Gene Therapy 101
Gene therapies are changing the future of human health as we know it. After more than 20 years of careful study, gene therapies are now making their way through the FDA approval process and to patients who need them.
What does gene therapy mean?
Human genes are made up of our DNA, which influences the way our bodies function on the most basic level. Our genetic makeup can change due to mutations or variants in our genes. This can be hereditary (inherited from a parent) or caused by aging or environmental factors such as chemicals or radiation.
Gene therapy works by adding, removing, or changing DNA in patients. Typically, new genetic material is delivered into a patient’s cells by what’s known as a vector. Vectors typically take the form of a virus because viruses are successful at infecting our cells. These viruses are modified so they can't cause disease when used in people.

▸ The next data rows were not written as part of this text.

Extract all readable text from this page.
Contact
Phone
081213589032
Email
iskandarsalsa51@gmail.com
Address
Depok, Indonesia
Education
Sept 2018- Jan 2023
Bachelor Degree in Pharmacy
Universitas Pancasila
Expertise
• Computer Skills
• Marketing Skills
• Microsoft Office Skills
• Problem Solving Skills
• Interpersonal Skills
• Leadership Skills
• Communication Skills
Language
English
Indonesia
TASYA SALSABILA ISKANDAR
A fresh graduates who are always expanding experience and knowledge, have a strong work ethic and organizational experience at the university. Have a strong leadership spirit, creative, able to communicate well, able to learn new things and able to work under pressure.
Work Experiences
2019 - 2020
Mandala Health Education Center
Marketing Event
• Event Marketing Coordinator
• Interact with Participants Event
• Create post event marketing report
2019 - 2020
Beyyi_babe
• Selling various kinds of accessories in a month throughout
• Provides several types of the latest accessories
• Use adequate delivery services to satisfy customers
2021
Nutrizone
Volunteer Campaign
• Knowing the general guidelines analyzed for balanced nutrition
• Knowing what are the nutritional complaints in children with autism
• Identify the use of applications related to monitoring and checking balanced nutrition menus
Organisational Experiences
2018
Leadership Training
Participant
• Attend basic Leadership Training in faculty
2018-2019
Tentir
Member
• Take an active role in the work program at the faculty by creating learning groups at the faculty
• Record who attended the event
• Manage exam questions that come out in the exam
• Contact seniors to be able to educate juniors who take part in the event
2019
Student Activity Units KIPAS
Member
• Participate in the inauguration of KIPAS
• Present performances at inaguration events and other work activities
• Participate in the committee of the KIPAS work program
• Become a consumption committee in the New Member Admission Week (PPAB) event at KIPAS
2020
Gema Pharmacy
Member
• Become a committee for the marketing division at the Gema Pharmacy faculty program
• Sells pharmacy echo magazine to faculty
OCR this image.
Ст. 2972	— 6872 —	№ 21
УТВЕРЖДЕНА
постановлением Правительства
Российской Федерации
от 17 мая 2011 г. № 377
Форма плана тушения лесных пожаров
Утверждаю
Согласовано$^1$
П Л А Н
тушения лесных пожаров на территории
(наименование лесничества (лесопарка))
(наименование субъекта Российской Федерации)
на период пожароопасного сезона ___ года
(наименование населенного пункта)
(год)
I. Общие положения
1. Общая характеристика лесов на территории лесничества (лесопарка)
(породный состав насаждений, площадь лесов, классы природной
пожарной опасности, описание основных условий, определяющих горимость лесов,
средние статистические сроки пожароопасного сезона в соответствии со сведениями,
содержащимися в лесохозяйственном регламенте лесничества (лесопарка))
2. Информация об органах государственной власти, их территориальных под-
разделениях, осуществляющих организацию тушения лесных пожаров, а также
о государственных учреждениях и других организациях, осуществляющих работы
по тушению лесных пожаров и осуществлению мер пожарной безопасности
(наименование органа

Gene therapies target the cause of the disease directly to create a potentially long-lasting change in the body.
While the scientific and medical communities continue to advance our understand of the long-term benefits and safety profiles of gene therapies, it is clear that these transformative therapies are fundamentally different from existing treatment options. There are many new challenges and unknowns involved with bringing gene therapies to patients. For example, traditional clinical trial and regulatory review frameworks may not apply. When it comes to manufacturing gene therapies, the large-scale, repeatable processes involved with traditional medicine research and development must be much more highly customized and involves smaller populations. And novel reimbursement pathways must be considered to help ensure the value of gene therapies is fully realized, which will ideally facilitate patient access.
How are gene therapies different from traditional medicines?
What diseases does gene therapy treat?
There are currently hundreds of gene therapies in development for the treatment of genetic diseases. Some of the initial diseases that are being studied include sickle cell disease, spinal muscular atrophy, Duchenne muscular dystrophy, hemophilia, AADC Deficiency, Friedreich's Ataxia, inherited retinal disease and beta thalassemia.
There are many more diseases that could one day be treated with gene therapy.
Gene editing is the manipulation of the genetic material with the aim to correct a genetic disorder.
Gene therapy differs in that it works to transplant normal genes into cells in place of missing or defective ones.